More pool-lounging the next morning, which happened to be a certain person’s birthday; the nicest thing about being somewhere so secluded was that there was nothing else to do really except relax; nowhere to go and nothing to worry about except how much battery was left in the kindle! We did slope off and leave the pool to go and get a beach massage – done by old men! Not a patch on our favourite spa on Koh Samui but still enjoyable and relaxing, with just the right amount of sand getting into the coconut massage oil to provide a bit of a scrub at the same time!

Seeing as it was Becca’s birthday (albeit not a card, present or candle in sight!) we got ourselves dressed up and onto the taxi bus to go to L’Alcove, a French restaurant, for the evening – on the west coast of Koh Phangan and about 15 minutes bumpy bus ride from Haad Salad. This had been recommended to us by the lady who runs the Thai Experience on Koh Samui. First impressions definitely didn’t disappoint as we were seated at a low table right at the water’s edge and presented with a wine list (something of a rarity so far at the places we had been in Thailand). Our wine came and one of the two restaurant owners came to take our order, running off to get a pot of glitter after we had admired her sparkling arms and making us equally glittery on her return.
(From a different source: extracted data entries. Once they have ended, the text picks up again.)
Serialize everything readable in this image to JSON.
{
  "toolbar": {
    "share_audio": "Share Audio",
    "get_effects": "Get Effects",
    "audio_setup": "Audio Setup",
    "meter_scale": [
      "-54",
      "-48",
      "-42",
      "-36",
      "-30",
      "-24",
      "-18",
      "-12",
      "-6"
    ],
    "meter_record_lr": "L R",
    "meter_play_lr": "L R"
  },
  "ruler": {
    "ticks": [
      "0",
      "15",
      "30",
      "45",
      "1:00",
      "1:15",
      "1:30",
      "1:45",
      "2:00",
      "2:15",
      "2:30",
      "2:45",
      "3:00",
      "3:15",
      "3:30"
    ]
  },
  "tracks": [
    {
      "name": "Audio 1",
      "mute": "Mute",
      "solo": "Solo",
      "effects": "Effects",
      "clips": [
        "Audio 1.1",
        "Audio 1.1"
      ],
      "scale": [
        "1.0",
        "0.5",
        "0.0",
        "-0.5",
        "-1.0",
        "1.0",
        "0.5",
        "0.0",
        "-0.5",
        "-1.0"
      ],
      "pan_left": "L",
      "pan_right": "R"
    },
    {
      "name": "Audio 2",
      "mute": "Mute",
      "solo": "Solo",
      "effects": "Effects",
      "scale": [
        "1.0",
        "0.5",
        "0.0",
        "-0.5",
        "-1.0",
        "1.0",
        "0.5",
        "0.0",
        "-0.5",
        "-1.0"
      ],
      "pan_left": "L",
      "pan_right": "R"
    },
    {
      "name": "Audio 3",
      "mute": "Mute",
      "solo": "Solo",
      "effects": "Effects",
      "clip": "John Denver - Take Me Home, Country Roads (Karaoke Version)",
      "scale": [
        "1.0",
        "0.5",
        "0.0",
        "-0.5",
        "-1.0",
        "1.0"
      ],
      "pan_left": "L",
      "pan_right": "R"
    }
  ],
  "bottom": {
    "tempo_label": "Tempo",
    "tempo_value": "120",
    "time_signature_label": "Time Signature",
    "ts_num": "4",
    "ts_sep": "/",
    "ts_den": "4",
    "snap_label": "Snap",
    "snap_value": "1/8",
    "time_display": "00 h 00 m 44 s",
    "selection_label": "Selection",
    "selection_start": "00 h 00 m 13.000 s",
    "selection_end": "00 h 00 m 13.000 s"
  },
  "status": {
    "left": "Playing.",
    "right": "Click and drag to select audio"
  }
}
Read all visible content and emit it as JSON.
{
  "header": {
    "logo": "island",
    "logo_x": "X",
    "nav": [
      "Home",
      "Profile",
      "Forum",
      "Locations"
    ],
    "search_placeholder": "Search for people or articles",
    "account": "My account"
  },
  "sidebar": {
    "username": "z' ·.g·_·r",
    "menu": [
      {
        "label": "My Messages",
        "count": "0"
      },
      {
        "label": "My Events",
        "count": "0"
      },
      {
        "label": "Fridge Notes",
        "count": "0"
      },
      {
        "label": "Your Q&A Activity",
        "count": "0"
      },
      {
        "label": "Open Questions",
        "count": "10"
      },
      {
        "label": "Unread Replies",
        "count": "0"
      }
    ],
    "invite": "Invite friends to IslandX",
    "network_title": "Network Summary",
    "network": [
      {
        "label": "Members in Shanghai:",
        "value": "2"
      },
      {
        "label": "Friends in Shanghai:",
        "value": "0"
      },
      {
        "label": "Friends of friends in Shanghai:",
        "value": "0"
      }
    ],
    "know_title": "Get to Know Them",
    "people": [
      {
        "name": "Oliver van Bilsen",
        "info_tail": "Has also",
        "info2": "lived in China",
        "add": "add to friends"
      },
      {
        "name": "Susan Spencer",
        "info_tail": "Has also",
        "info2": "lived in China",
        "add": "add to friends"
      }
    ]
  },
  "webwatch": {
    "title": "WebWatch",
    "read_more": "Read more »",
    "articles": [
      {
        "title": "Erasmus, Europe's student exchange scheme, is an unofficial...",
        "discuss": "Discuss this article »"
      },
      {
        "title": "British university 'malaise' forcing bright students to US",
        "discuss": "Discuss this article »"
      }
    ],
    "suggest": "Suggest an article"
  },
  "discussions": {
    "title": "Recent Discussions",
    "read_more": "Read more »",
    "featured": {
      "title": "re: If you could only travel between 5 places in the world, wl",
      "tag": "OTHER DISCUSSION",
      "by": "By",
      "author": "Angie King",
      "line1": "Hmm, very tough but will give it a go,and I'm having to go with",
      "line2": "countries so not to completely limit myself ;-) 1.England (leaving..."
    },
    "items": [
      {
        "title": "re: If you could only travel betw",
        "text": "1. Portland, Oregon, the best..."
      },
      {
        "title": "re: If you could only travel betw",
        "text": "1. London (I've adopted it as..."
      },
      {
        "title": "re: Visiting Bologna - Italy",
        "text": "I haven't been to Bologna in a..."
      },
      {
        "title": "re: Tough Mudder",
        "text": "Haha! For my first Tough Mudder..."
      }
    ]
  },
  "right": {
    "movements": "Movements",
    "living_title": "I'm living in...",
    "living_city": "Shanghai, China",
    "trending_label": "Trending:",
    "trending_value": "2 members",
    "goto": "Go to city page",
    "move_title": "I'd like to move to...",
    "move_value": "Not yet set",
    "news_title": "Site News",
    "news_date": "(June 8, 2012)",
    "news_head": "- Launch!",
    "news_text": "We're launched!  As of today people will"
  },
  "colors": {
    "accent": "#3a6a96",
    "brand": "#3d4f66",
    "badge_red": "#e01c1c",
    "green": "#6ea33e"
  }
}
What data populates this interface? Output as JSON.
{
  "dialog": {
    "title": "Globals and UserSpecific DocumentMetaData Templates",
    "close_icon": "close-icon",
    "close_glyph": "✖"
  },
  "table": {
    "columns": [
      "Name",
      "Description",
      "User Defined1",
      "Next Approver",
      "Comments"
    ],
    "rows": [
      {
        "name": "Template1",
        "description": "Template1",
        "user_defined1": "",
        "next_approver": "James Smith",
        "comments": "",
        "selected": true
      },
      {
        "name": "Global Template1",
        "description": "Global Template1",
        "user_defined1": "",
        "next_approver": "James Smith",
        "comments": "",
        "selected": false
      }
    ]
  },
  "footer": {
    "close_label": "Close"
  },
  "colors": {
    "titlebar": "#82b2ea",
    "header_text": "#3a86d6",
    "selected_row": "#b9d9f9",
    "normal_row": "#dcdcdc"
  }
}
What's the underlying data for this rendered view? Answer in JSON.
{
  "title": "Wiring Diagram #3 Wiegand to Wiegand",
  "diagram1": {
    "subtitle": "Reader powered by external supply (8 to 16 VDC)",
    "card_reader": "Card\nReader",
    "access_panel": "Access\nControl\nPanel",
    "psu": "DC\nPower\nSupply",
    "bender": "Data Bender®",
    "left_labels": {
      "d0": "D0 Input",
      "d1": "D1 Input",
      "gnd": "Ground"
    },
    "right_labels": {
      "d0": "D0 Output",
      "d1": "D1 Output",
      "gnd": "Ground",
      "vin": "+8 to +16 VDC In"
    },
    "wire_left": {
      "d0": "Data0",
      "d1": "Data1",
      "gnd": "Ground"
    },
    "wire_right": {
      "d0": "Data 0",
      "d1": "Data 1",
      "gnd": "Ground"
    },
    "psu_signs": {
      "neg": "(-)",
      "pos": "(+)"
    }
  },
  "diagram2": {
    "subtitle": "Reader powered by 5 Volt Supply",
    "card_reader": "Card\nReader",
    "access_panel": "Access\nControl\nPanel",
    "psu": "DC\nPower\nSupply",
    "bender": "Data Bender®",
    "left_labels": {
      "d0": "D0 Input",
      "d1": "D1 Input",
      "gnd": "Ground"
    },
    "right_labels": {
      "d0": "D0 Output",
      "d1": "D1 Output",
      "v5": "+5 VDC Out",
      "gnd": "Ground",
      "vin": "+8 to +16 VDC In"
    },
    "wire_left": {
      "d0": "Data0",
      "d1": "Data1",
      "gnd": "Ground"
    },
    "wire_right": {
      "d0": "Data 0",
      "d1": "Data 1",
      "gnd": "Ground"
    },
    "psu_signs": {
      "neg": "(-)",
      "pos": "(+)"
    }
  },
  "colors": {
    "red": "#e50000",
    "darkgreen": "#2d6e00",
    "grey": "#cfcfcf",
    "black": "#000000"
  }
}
The evening was perfect – fantastic food and attentive staff, even stilt walkers on the beach, a singer and a fire show in the sea. We ate a deli platter, with French cheeses, meats and bread, a seafood platter of mussels, prawns and squid, and the most delicious tomato and mozzarella salad I’ve ever seen, with hundreds of sweet tomatoes, a whole ball of mozzarella and a pot of delicious pesto. It made a welcome change from all the curry we had been eating – and the white wine from all the Chang! The evening was finished off with a shot or two of some homemade rum – possibly something to do with banana and brown sugar, definitely very tasty, slightly muddled in my memory, and a hundred percent causative of the following morning’s headache!

Our time on Koh Phangan was finished – slightly shorter than originally planned but we were eager to move on to Koh Tao, the smallest of the three islands… I might get a post written about it eventually!